Pastor’s Corner: John Bailey
Pastor’s Corner: John Bailey
First United Methodist Church
Tell us about yourself
John Bailey is a mission pastor and mobilizer currently serving at Huntsville First United Methodist Church in Huntsville, Alabama. Before being called into full time ministry, John was a business owner and salesperson. Since 2005, John has served as a mission mobilizer in two United Methodist congregations in North Alabama. In this capacity he has overseen and facilitated over one hundred international and domestic mission trips. John has worked personally with several families or individuals as they have explored the call to full-time mission and ministry. John is an ordained deacon in the United Methodist church and his passion and desire is to see the Body of Christ equipped, empowered and prepared to be on mission with God. John is married to Laurel and they have two children.
What motivates you to do what you do?
It was ten years ago that I was invited to journey with some people to the High Andes of Peru to spend some time with a group of people who had not yet heard the Word of God in their own language. That invitation to journey has changed my life and I desire for others to share this experience. Something like 1/3 of the world has yet to hear the Good News and God is calling us to join in the work of taking the Gospel to these people. I believe there is no greater joy than being a first-hand witness to a life changed and transformed by the Gospel and I hope that all Christ followers know that experience.
What is God speaking to you right now?
A major theme in my life lately has been around doing mission better. There have been several books written in recent years offering a critical look at North American mission methods and I have been seeking God a great deal about this trend. I write to gather and process what God is telling me and I have recently written a book offering a Wesleyan perspective on doing mission better called, Journey to a Better Way. I believe the Holy Spirit is at work right now in a special way to encourage North American Christians to take a good, hard look at some of the things we do. I’m enjoying witnessing and occasionally participating in this wave of the Spirit of God.

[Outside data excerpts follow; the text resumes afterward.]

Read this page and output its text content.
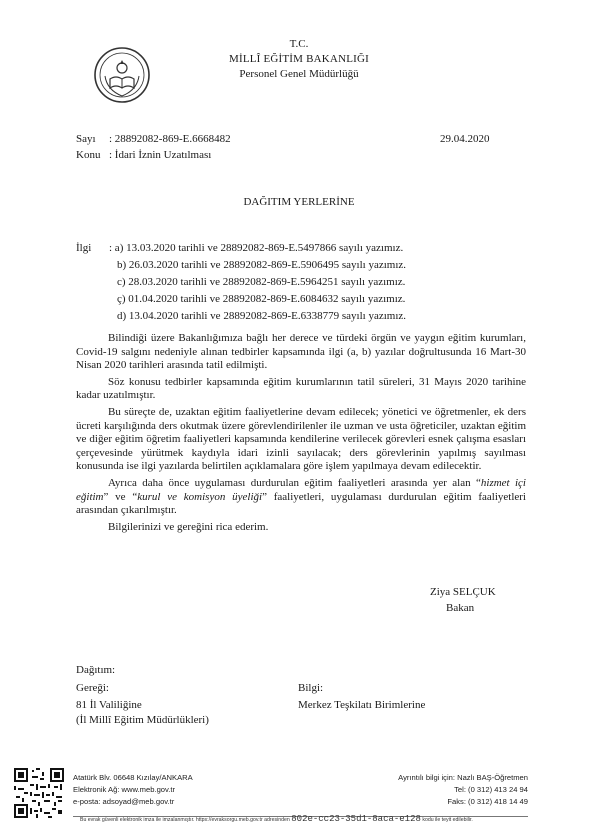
T.C.
MİLLÎ EĞİTİM BAKANLIĞI
Personel Genel Müdürlüğü
Sayı : 28892082-869-E.6668482	29.04.2020
Konu : İdari İznin Uzatılması
DAĞITIM YERLERİNE
İlgi : a) 13.03.2020 tarihli ve 28892082-869-E.5497866 sayılı yazımız.
b) 26.03.2020 tarihli ve 28892082-869-E.5906495 sayılı yazımız.
c) 28.03.2020 tarihli ve 28892082-869-E.5964251 sayılı yazımız.
ç) 01.04.2020 tarihli ve 28892082-869-E.6084632 sayılı yazımız.
d) 13.04.2020 tarihli ve 28892082-869-E.6338779 sayılı yazımız.

Bilindiği üzere Bakanlığımıza bağlı her derece ve türdeki örgün ve yaygın eğitim kurumları, Covid-19 salgını nedeniyle alınan tedbirler kapsamında ilgi (a, b) yazılar doğrultusunda 16 Mart-30 Nisan 2020 tarihleri arasında tatil edilmişti.

Söz konusu tedbirler kapsamında eğitim kurumlarının tatil süreleri, 31 Mayıs 2020 tarihine kadar uzatılmıştır.

Bu süreçte de, uzaktan eğitim faaliyetlerine devam edilecek; yönetici ve öğretmenler, ek ders ücreti karşılığında ders okutmak üzere görevlendirilenler ile uzman ve usta öğreticiler, uzaktan eğitim ve diğer eğitim öğretim faaliyetleri kapsamında kendilerine verilecek görevleri esnek çalışma esasları çerçevesinde yürütmek kaydıyla idari izinli sayılacak; ders görevlerinin yapılmış sayılması konusunda ise ilgi yazılarda belirtilen açıklamalara göre işlem yapılmaya devam edilecektir.

Ayrıca daha önce uygulaması durdurulan eğitim faaliyetleri arasında yer alan “hizmet içi eğitim” ve “kurul ve komisyon üyeliği” faaliyetleri, uygulaması durdurulan eğitim faaliyetleri arasından çıkarılmıştır.

Bilgilerinizi ve gereğini rica ederim.

Ziya SELÇUK
Bakan
Dağıtım:
Gereği:
81 İl Valiliğine
(İl Millî Eğitim Müdürlükleri)
Bilgi:
Merkez Teşkilatı Birimlerine
Atatürk Blv. 06648 Kızılay/ANKARA
Elektronik Ağ: www.meb.gov.tr
e-posta: adsoyad@meb.gov.tr
Ayrıntılı bilgi için: Nazlı BAŞ-Öğretmen
Tel: (0 312) 413 24 94
Faks: (0 312) 418 14 49
Bu evrak güvenli elektronik imza ile imzalanmıştır. https://evraksorgu.meb.gov.tr adresinden 802e-cc23-35d1-8aca-e128 kodu ile teyit edilebilir.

What does unity in our city mean to you?
C.S. Lewis wrote on the beauty of diversity in the body. In his essay, “Membership” in The Weight of Glory, Lewis discusses two uses of the term member. One, commonly used, refers to becoming part of a homogenous group where everyone shares similar characteristics. However, when the apostle Paul refers to being “members of the body of Christ,” Lewis tells us Paul’s meaning is almost the opposite. Lewis believes Paul is talking about “things essentially different from, and complementary to, one another, things differing not only in structure and function but also in dignity … if you subtract any one member, you have not reduced the family in number, you have inflicted an injury on its structure. Its unity is a unity of dislikes, almost a unity of incommensurables.” [i] This kind of unity, the unity of dislikes, is a unity unlike any other. It is beautiful because it is so unlikely to occur naturally. When we witness people so radically different not only getting along but professing their need for one another, it moves the heart to praise. Revelation 7:9 describes it as, “A great multitude that no one could count, from every nation, tribe, people and language, standing before the throne and before the Lamb.”[ii]. John witnessed people who maintained their distinctions yet joined together in praise.
Prayer for the city
Dear God, as we consider this city, we are filled with gratitude. 150 years ago, this city lay in ruins as the conflict in our country came to an end and we began the process of healing. We are grateful for your grace and mercy that brings us to the place we are today. We are humbled by your incredible love. May we continue to move forward with you, seeking your face in all we do. Build us up, equip and mature us as only you can do. Teach us how to love each other. May we keep love primary in our relationships with each other. Thank you Jesus!
[i] Lewis, C.S. A Year with C.S. Lewis. New York: HarperOne, 2003, p. 127.